Not sure if people who e. g. donate to cancer charities because they recently lost their relative to cancer are usually confused. It could also be different values to some degree. IMO that could be a more productive target audience.
1B) If I was a non-EA fan of InIn and after a google search I found a sentence like “it won’t be very beneficial to tell our non-EA audiences that we are trying to promote EA-themed effective giving idea through using emotional engagement and persuasion tactics on them”, I would probably feel angry, manipulated and being treated as someone of a lower intellectual class. Not sure what percentage of people would feel in a similar way. If a journalist found such sentence when writting about InIn, he might see it as an opportunity for initiating a scandal. Stuff like that can never happen when you always say/write everything you are thinking that is important enough to be said: no lies, no “Not Technically Lying”, no omissions. Just always trying to make maps in other brains closer to what you think is reality. This is what I call honesty. Spreading EA ideas seems like an admirable goal to many people so to me it’s strange that you chose to hide that.

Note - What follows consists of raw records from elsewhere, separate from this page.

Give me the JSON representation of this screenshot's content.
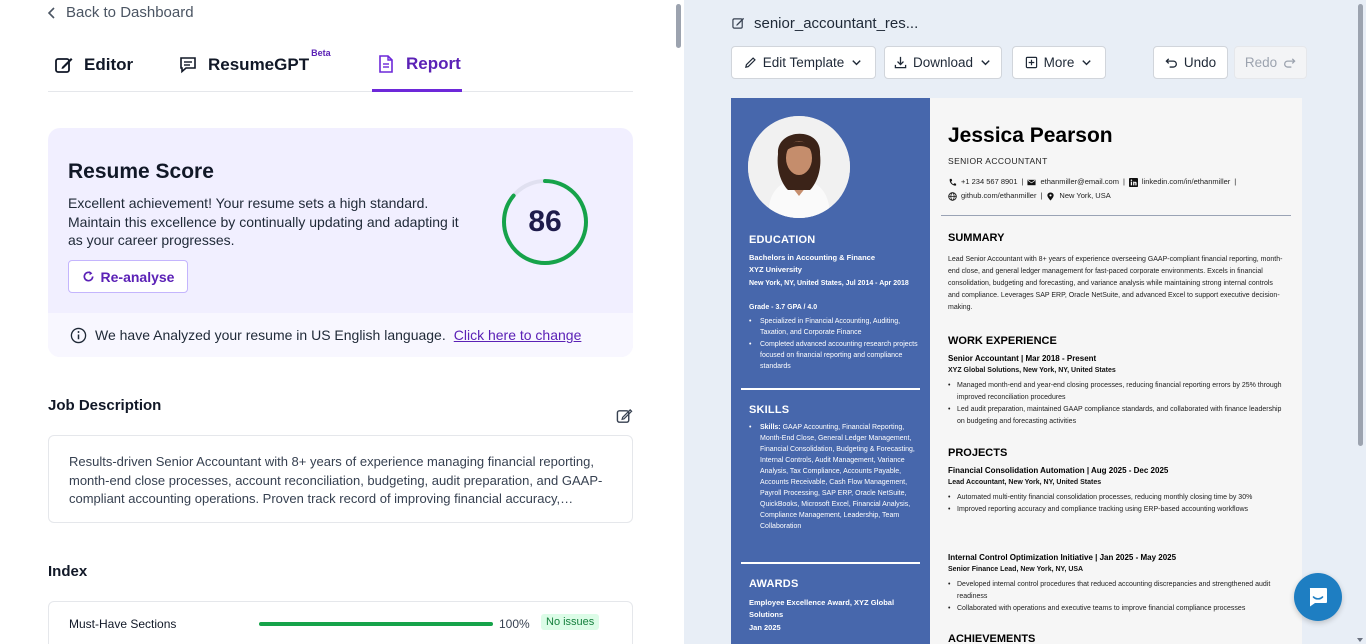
{
  "nav": {
    "back_label": "Back to Dashboard"
  },
  "tabs": [
    {
      "label": "Editor",
      "icon": "edit-icon"
    },
    {
      "label": "ResumeGPT",
      "badge": "Beta",
      "icon": "chat-icon"
    },
    {
      "label": "Report",
      "icon": "document-icon",
      "active": true
    }
  ],
  "score": {
    "title": "Resume Score",
    "description": "Excellent achievement! Your resume sets a high standard. Maintain this excellence by continually updating and adapting it as your career progresses.",
    "value": "86",
    "fraction": 0.86,
    "reanalyse_label": "Re-analyse",
    "language_note": "We have Analyzed your resume in US English language.",
    "change_link": "Click here to change",
    "colors": {
      "accent": "#6d28d9",
      "gauge": "#16a34a",
      "gauge_track": "#e0e0f0"
    }
  },
  "job_description": {
    "title": "Job Description",
    "text": "Results-driven Senior Accountant with 8+ years of experience managing financial reporting, month-end close processes, account reconciliation, budgeting, audit preparation, and GAAP-compliant accounting operations. Proven track record of improving financial accuracy, reducing closing time and strengthening internal controls."
  },
  "index": {
    "title": "Index",
    "rows": [
      {
        "label": "Must-Have Sections",
        "percent": "100%",
        "fraction": 1.0,
        "status": "No issues"
      }
    ]
  },
  "document": {
    "filename": "senior_accountant_res...",
    "toolbar": {
      "edit_template": "Edit Template",
      "download": "Download",
      "more": "More",
      "undo": "Undo",
      "redo": "Redo"
    }
  },
  "resume": {
    "name": "Jessica Pearson",
    "role": "SENIOR ACCOUNTANT",
    "contact_line1": {
      "phone": "+1 234 567 8901",
      "email": "ethanmiller@email.com",
      "linkedin": "linkedin.com/in/ethanmiller"
    },
    "contact_line2": {
      "github": "github.com/ethanmiller",
      "location": "New York, USA"
    },
    "sidebar": {
      "education": {
        "heading": "EDUCATION",
        "degree": "Bachelors in Accounting & Finance",
        "school": "XYZ University",
        "meta": "New York, NY, United States, Jul 2014 - Apr 2018",
        "grade": "Grade - 3.7 GPA / 4.0",
        "bullets": [
          "Specialized in Financial Accounting, Auditing, Taxation, and Corporate Finance",
          "Completed advanced accounting research projects focused on financial reporting and compliance standards"
        ]
      },
      "skills": {
        "heading": "SKILLS",
        "label": "Skills:",
        "text": "GAAP Accounting, Financial Reporting, Month-End Close, General Ledger Management, Financial Consolidation, Budgeting & Forecasting, Internal Controls, Audit Management, Variance Analysis, Tax Compliance, Accounts Payable, Accounts Receivable, Cash Flow Management, Payroll Processing, SAP ERP, Oracle NetSuite, QuickBooks, Microsoft Excel, Financial Analysis, Compliance Management, Leadership, Team Collaboration"
      },
      "awards": {
        "heading": "AWARDS",
        "title": "Employee Excellence Award, XYZ Global Solutions",
        "date": "Jan 2025"
      }
    },
    "summary": {
      "heading": "SUMMARY",
      "text": "Lead Senior Accountant with 8+ years of experience overseeing GAAP-compliant financial reporting, month-end close, and general ledger management for fast-paced corporate environments. Excels in financial consolidation, budgeting and forecasting, and variance analysis while maintaining strong internal controls and compliance. Leverages SAP ERP, Oracle NetSuite, and advanced Excel to support executive decision-making."
    },
    "experience": {
      "heading": "WORK EXPERIENCE",
      "title": "Senior Accountant | Mar 2018 - Present",
      "company": "XYZ Global Solutions, New York, NY, United States",
      "bullets": [
        "Managed month-end and year-end closing processes, reducing financial reporting errors by 25% through improved reconciliation procedures",
        "Led audit preparation, maintained GAAP compliance standards, and collaborated with finance leadership on budgeting and forecasting activities"
      ]
    },
    "projects": {
      "heading": "PROJECTS",
      "items": [
        {
          "title": "Financial Consolidation Automation | Aug 2025 - Dec 2025",
          "sub": "Lead Accountant, New York, NY, United States",
          "bullets": [
            "Automated multi-entity financial consolidation processes, reducing monthly closing time by 30%",
            "Improved reporting accuracy and compliance tracking using ERP-based accounting workflows"
          ]
        },
        {
          "title": "Internal Control Optimization Initiative | Jan 2025 - May 2025",
          "sub": "Senior Finance Lead, New York, NY, USA",
          "bullets": [
            "Developed internal control procedures that reduced accounting discrepancies and strengthened audit readiness",
            "Collaborated with operations and executive teams to improve financial compliance processes"
          ]
        }
      ]
    },
    "achievements": {
      "heading": "ACHIEVEMENTS"
    },
    "colors": {
      "sidebar": "#4767ac"
    }
  }
}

1A) The example of Giving Games seems to confound your hypothesis, and I am convinced by it: http://www.thelifeyoucansave.org/Blog/ID/196/Can-Giving-Games-change-donor-behavior-We-did-an-experiment-to-find-out Essentially, Giving Games help people realize their own values, through putting them before a real choice, one that is emotionally engaging and forces them to think through the situation.
1B) This leads to the second point. Speaking to people’s emotions and using stories is not lying, even technically :-) Helping people learn more about their own values is what’s at stake. I accept that you have a belief that spreading EA ideas seems like an admirable goal to many people, but it’s not an admirable goal to people who don’t know about EA. So we need to be strategic in how we speak to them.
Anyway, I don’t think a further continuation of this conversation is productive. I have had these conversations with many folks on this forum, you can read my past posts. We may have different perspectives on the best way to approach the same goals, so let’s just focus on our broader shared values, and leave each of us to do the best we can to advance human flourishing.